For You: You’re not going in expecting The Girl On The Train, but some critics are really harshing the movie’s candy-coated buzz. Tirdad Derakhshani at the Philadelphia Inquirer calls it “clichéd and predictable” and writes that “Overall, the film has no real magic.“ But Film Journal International critic Edward Douglas says that while the movie “has the flimsiest of plots and silliest of premises, it still finds a way to pay off.” That seems to be the way that most of the critics (or at least ones who aren’t cynical) are seeing it. The consensus is, “Yeah, it’s kind of ridiculous. But having fun is fun.”

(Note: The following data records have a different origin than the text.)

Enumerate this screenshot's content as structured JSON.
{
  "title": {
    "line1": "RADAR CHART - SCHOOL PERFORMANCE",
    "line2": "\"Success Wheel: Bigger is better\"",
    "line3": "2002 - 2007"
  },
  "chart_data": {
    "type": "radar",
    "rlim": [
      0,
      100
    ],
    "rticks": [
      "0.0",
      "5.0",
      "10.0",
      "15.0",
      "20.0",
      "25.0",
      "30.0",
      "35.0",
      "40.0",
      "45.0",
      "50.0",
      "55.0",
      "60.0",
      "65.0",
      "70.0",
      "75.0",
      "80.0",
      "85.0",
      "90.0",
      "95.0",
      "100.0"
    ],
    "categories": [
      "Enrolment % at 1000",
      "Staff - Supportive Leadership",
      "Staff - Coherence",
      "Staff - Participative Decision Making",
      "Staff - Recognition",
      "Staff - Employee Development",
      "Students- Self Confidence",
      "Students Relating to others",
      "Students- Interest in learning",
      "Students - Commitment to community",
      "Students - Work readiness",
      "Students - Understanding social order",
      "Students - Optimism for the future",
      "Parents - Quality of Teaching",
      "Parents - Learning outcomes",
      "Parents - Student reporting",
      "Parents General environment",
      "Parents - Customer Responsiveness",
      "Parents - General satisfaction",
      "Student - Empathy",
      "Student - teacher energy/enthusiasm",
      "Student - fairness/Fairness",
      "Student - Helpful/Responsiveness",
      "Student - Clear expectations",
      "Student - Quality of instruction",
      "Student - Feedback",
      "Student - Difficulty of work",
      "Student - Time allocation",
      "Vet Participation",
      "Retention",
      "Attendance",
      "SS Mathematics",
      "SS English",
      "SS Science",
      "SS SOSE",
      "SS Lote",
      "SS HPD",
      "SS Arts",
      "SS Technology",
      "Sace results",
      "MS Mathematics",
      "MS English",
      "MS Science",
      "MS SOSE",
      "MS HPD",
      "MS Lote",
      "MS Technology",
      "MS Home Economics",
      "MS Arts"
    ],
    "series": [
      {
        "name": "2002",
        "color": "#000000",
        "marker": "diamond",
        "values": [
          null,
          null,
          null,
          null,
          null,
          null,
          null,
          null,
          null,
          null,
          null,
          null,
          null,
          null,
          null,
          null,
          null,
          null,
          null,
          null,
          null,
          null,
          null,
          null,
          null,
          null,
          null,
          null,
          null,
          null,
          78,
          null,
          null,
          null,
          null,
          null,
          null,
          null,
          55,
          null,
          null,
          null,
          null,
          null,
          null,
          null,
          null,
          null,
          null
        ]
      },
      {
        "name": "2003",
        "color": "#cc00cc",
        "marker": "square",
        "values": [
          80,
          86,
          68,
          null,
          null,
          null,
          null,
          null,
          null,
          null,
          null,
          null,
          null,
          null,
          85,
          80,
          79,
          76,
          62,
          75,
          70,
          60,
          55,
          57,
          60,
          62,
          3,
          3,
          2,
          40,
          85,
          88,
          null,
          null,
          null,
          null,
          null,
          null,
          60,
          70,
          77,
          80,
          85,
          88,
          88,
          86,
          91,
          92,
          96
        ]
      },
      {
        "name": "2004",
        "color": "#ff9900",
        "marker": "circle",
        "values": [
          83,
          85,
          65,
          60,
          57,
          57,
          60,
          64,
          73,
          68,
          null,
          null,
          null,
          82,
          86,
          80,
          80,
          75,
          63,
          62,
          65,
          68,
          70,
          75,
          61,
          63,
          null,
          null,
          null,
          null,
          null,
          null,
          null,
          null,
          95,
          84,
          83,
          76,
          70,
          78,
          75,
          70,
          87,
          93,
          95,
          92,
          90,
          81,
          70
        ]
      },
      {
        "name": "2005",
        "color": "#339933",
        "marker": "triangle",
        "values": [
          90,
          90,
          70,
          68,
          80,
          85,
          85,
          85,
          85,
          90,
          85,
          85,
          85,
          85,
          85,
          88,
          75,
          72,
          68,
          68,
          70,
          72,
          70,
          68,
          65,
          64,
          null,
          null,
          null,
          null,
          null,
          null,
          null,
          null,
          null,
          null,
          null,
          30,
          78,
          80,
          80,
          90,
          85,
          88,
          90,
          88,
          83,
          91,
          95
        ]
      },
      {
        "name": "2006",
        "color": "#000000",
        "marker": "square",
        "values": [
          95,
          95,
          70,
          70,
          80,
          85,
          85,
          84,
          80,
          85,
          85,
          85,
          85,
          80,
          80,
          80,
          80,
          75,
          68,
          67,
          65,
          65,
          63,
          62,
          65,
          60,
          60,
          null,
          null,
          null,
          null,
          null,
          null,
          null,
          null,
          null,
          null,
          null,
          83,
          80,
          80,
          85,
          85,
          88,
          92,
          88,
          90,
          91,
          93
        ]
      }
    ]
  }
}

Common Sense’s Take: Common Sense Media is the leading nonprofit source for helping parents make movie and TV choices for their kids. They say your kid will love this brightly colored musical journey (complete with glitter-fart jokes), and that the feel-good messages (everyone deserves to find what makes them happy; you shouldn’t try to change who you are for anyone else) are easy for kids to grasp. The Bergens might freak out younger kids, and there are a few scary action moments along the way, but overall Trolls keeps things as light and fluffy as their neon hair.


Bottom Line: Just like Despicable Me, parents will probably be more into the Trolls soundtrack than the storyline. Your kid will gaze in awe at all the shiny, happy people. And next year’s Halloween costume is sorted with just some body paint and hair dye.